The “Invitation to Review” shows up in your inbox, and you briefly consider pretending that it went to your spam folder. Now couldn’t be a worse time. You have manuscripts to revise, and your own reviewers to revile. You can’t get paid (believe me, I’ve tried). You convince yourself you’d rather sit in committee meetings or fill out pre-authorizations for meds. You dread the prospect that, even after pouring your energy into that review, somewhere out there the authors will be cursing your nameless existence and diagnosing psychopathology in your every word choice. You will be labeled an idiot, a narcissist, or the worst thing you could be called in academic medicine…“out of touch.”

Peer review is ultimately at the heart of scholarship. It’s not just about being a good citizen of the educational community. Being a reviewer undeniably makes you a better scholar. Curling up for a few hours with an unprocessed piece of someone’s work leads to one of three possible outcomes, and I have benefited personally from all of them:

  • It’s a flawless manuscript. I get ideas about how I should refine my own work. I am reminded that introductions should be concise and streamlined. I am inspired to revise my tables and figures for highest impact. I vow to use the word “epistemological” in my next paper.
  • It’s a terrible manuscript. I see leaps in logic and glaring biases in measurement. The conclusions are overstated. I see twelve words where one could have sufficed. I repress the fact that the paper could have easily been written by me.
  • It’s a workable manuscript that will grow up to be a great one. I do my part to shape someone’s scholarship so it will help others. I think of a more precise title that will attract attention. I envision an alternate way to frame the discussion to make it more relevant to readers. I recommend a reference that will strengthen the bibliography. I feel important and benevolent (temporarily).

Recognizing that peer review benefits you as much as it does the authors, how do you go about writing a review? Most journals provide reviewers’ instructions, and Academic Medicine’s can be found here. Scholarly review of a manuscript boils down to two things:

  1. Does the work represent a thoughtful investigation of an important problem?
  2. Does the product represent a contribution to the current literature?

Like any assessment person, I have a framework.

Summary – Synthesize the work in your own words. Suppress the urge to be ironic.

Major themes – In this section, it is helpful to make a statement about each of the following sections:

  1. methodology (study design, measurement, validity)
  2. presentation (clarity, organization, consistency)
  3. contribution to the literature (generalizable, additive rather than duplicative)

First, take the time to elaborate on the strengths. Be generous (but not misleading). Authors often only receive negative feedback in peer review, and your words can be soul-crushing, particularly for junior faculty.

Second, address the major areas of weakness, particularly if they fall in the three sections mentioned above. Encourage the authors to confront the flaws in the limitations section if they cannot be rectified.
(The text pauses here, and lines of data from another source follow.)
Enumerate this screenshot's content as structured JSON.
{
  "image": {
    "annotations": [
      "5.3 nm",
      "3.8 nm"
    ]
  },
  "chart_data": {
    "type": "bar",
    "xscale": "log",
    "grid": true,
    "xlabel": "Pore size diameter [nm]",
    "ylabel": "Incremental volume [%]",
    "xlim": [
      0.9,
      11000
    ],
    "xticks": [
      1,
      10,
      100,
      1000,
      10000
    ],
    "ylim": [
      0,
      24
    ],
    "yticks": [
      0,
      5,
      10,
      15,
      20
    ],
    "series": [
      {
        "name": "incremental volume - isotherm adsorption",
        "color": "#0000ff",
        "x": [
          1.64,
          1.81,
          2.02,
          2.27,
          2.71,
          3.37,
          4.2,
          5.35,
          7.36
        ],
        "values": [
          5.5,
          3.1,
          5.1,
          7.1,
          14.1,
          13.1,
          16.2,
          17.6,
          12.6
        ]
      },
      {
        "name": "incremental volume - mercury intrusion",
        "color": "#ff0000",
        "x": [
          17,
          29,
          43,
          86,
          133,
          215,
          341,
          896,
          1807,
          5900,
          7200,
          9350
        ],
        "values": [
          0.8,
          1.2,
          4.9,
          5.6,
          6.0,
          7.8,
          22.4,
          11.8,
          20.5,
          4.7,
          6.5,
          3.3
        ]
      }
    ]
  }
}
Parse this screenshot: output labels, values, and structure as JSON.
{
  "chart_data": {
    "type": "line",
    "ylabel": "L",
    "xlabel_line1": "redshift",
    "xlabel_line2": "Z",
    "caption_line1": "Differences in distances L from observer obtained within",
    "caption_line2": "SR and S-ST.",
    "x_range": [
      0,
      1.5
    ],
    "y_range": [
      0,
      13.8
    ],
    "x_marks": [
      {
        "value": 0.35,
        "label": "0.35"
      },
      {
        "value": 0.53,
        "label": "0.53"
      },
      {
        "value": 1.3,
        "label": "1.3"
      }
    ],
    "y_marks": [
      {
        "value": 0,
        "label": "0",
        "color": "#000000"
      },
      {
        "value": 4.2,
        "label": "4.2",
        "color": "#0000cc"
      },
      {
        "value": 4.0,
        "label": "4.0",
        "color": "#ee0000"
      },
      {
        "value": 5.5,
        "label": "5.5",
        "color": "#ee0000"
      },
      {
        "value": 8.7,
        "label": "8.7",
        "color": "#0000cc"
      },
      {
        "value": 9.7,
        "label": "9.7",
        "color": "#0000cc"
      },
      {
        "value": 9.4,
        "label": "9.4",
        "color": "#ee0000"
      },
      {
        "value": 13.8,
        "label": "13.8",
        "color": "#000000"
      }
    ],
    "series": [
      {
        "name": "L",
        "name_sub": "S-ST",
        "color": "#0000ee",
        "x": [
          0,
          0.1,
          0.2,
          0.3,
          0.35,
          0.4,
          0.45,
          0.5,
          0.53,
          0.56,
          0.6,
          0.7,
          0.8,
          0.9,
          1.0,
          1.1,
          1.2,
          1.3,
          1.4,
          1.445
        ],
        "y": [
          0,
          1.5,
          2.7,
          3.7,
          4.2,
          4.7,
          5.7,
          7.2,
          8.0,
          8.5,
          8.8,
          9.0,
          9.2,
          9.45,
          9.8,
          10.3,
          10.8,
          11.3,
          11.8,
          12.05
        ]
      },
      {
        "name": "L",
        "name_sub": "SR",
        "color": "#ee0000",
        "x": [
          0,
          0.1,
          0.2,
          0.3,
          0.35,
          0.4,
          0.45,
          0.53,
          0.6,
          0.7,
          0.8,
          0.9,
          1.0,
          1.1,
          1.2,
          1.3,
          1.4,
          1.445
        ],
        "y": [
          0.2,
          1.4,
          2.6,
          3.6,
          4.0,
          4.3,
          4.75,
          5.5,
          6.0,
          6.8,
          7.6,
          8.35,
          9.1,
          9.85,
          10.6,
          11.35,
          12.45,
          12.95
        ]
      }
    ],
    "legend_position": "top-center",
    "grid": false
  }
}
Specific comments – In this section, provide evidence in the text for the general statements above, plus any other minor points to be addressed. Itemize a finite list of edits that should be made to the paper, using page and line numbers for references. Your comments should be of substance; think word choices and requests for clarification, not typos and mockery of grammatical mistakes. Move beyond mere criticism to give constructive (and actionable) suggestions. For example,

Not helpful: “The methods section is vague.”

Helpful: “Please clarify whether subjects had prior experience with team-based learning.”

Odd as it may seem to make the comparison, peer review is not that different from clerkship evaluations. Your feedback should be specific in identifying weaknesses but should also illuminate the path to improvement. You also should provide the justification for the “grade” you ultimately give the manuscript; otherwise, authors are left with mixed messages.

So, next time you are invited to peer review, consider it not a chore but an opportunity to exercise your skills of critique and a testament to your expertise (not to mention a privileged firsthand look at the emerging literature). Ultimately, refining the work of others will reap benefits as you prepare your own manuscripts.